Çevremiz ülkelerinde yaşanan iç savaş, ülkemiz içinde yaşanan “düşük yoğunluklu” çatışmanın, geniş çaplı bir çatışmaya doğru yol açmayacağını kimse garanti edemez. Bir arada yaşamı savunanların seslerinin gün geçtikçe azaldığı, çıkarları için; çatışmadan kar yapacakların sesleri ve onların yönlendirdiği kesimlerin (kitlenin) sesleri daha üst seviyeden çıkmaktadır. İçinde bulunduğumuz ilçede her gün bir şeyleri protesto eylemleri olmaktadır. Protestonun olmadığı gün yok, buna rağmen iktidarı elinde bulunduranlar protestoların sesine kulaklarını kapatmış ve bildiklerini ve çıkarları yönünde yapmaktan geri durmuyorlar.
Sokağın sesine kulak kabartmayanların açacağı tahribat, bir arada yaşayan bizler üzerinde ağır bir fatura olma ihtimali yüksektir. Galata’da bir arada yaşanlar olarak, ayrılmak değil, bir arada huzur ve barış içinde yaşama isteğimizin en güzel sesi sanattır ve sanatın sesini sayfalarımıza açtık, o sayfalardan sürekli bir arada yaşamayı ve nefret duygusunun ortadan kalkması için yayınlar yapmaktayız…
Anneler günü bütün anneler içindir. Cumartesi annelerinin sesine kulak vermeyenler, yarınlar içinde gerçekleşecek çatışmanın da baş sorumlusu olacaklardır. Anneler günü nedeni ile tüm annelerin gününü kutlarız… Annelerin, rengi, ırkı, ulusu olmaz, bütün anneler çocuklarına aynı göz ile bakar… Bizler de haberlere, güzellik, nefret yerine dostluğun taraftarı olarak bakıyoruz, seçiyoruz. Seçiciyiz, taraftarız. Bir arda yaşamaktan taraftarız, sevgiden taraftarız, dostluktan taraftarız.

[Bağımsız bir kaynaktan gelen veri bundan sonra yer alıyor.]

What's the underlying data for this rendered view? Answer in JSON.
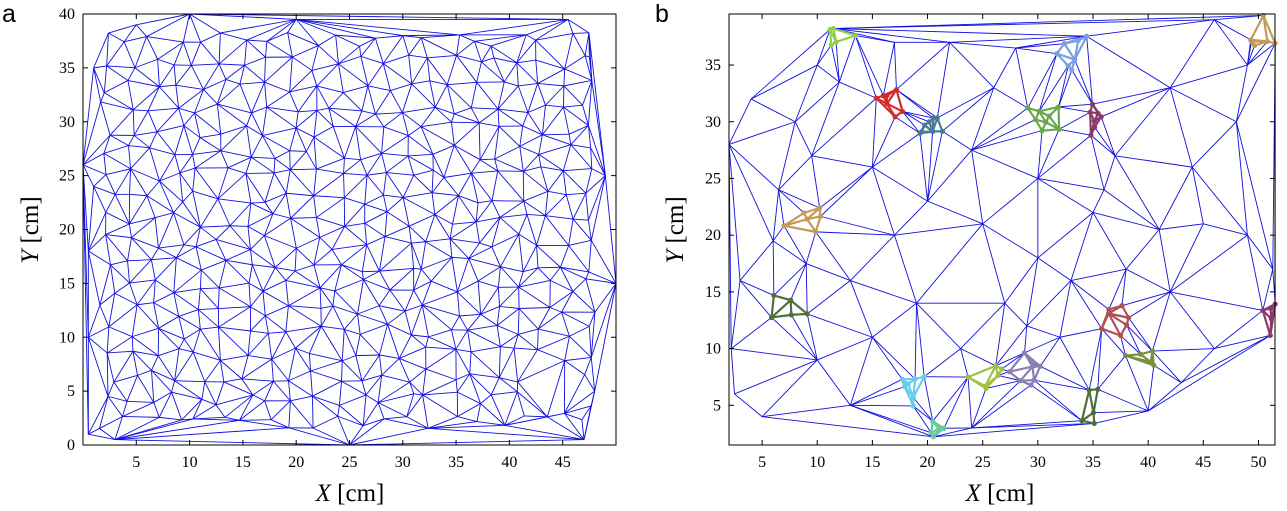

İnternete uygulanacak olan yeni düzenlemeler, her ne kadar iyi niyetle atılan adım gibi gözükse de, zaman içinde sansürün ana kaynağı ve dayanağı olacaktır, o yüzden internet için yapılacak düzenlemeler, evrensel kurallar içinde olmalı ve kategorize edilmeden, bağlantı serbest olmalıdır.. Her insan istediği yere ve ülkenin sitesine özgürce bağlanabilmelidir.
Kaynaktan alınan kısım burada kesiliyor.